Abstract
In this study, a novel poly(o-toluidine)V(III)molybdate (POT-V(III)MoO4) nanocomposite was prepared using a simple sol–gel strategy. The in situ polymerization of ortho-toluidine in the V(III)MoO4 framework was achieved by oxidation with ammonium persulfate. The material obtained was characterized by various techniques comprising scanning electron microscopy, Fourier transform-infrared spectroscopy, thermogravimetric analysis, X-ray diffraction, and X-ray photoelectron spectroscopy. Dielectric and AC conductivity studies were conducted to determine the physicochemical state of POT-V(III)MoO4. The dielectric parameters ε′, ε″, tanδ, and σAC change with the capacity. The relationships between the dielectric properties ε′, ε″, tan δ, and AC conductivity (σAC) with the recurrence showed that the scattering was due to the Maxwell–Wagner type of interfacial polarization. Antibacterial tests of POT-V(III)MoO4 were performed using Gram-positive (Enterococcus faecalis) and Gram-negative (Serratia marcescens) bacteria, and the results indicated its excellent antimicrobial activity against both bacterial strains. Assessments of the antimicrobial activities in a liquid medium and on the solid surface of growth medium showed that a bacterial inhibition zone developed, and POT-V(III)MoO4 was more effective compared with the standard drug amoxicillin.

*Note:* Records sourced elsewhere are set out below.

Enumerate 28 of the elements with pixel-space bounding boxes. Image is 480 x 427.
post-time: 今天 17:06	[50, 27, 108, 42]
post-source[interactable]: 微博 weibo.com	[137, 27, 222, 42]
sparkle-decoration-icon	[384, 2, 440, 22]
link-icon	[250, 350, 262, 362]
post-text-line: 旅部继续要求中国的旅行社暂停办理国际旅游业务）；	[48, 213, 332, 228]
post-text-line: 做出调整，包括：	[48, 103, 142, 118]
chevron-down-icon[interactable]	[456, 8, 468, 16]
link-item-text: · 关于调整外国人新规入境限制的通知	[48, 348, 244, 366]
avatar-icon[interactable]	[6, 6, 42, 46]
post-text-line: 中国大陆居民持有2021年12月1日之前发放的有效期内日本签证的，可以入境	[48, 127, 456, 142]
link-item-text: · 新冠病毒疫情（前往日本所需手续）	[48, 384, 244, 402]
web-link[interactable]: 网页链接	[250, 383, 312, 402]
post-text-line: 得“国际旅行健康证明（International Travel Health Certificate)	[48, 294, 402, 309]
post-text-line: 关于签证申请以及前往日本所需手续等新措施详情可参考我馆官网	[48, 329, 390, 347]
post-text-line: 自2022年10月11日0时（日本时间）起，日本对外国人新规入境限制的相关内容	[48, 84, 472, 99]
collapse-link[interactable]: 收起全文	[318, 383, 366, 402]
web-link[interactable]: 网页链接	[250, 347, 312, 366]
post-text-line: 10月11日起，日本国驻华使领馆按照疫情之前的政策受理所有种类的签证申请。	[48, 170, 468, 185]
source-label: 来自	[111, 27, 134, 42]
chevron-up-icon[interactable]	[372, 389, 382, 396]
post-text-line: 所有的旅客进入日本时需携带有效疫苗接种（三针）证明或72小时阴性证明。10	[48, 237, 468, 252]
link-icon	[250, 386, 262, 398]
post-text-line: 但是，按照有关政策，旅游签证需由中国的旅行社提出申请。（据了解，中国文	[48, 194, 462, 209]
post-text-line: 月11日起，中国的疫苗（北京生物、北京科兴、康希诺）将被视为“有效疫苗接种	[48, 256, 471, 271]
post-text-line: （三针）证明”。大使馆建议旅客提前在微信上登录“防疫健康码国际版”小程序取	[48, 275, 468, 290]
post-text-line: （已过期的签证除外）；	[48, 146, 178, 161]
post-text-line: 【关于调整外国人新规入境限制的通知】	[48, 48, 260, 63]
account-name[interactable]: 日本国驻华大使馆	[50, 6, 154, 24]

Preparation of the composite. [Display omitted]
•POT-V(III)MoO4 nanocomposite synthesized using facile method.•Strong antibacterial effects on Gram-positive and Gram-negative bacteria.•POT-V(III)MoO4 more effective than amoxicillin.•POT-V(III)MoO4 composite has high AC conductivity and optical properties.•Useful composite for applications in biological signaling devices.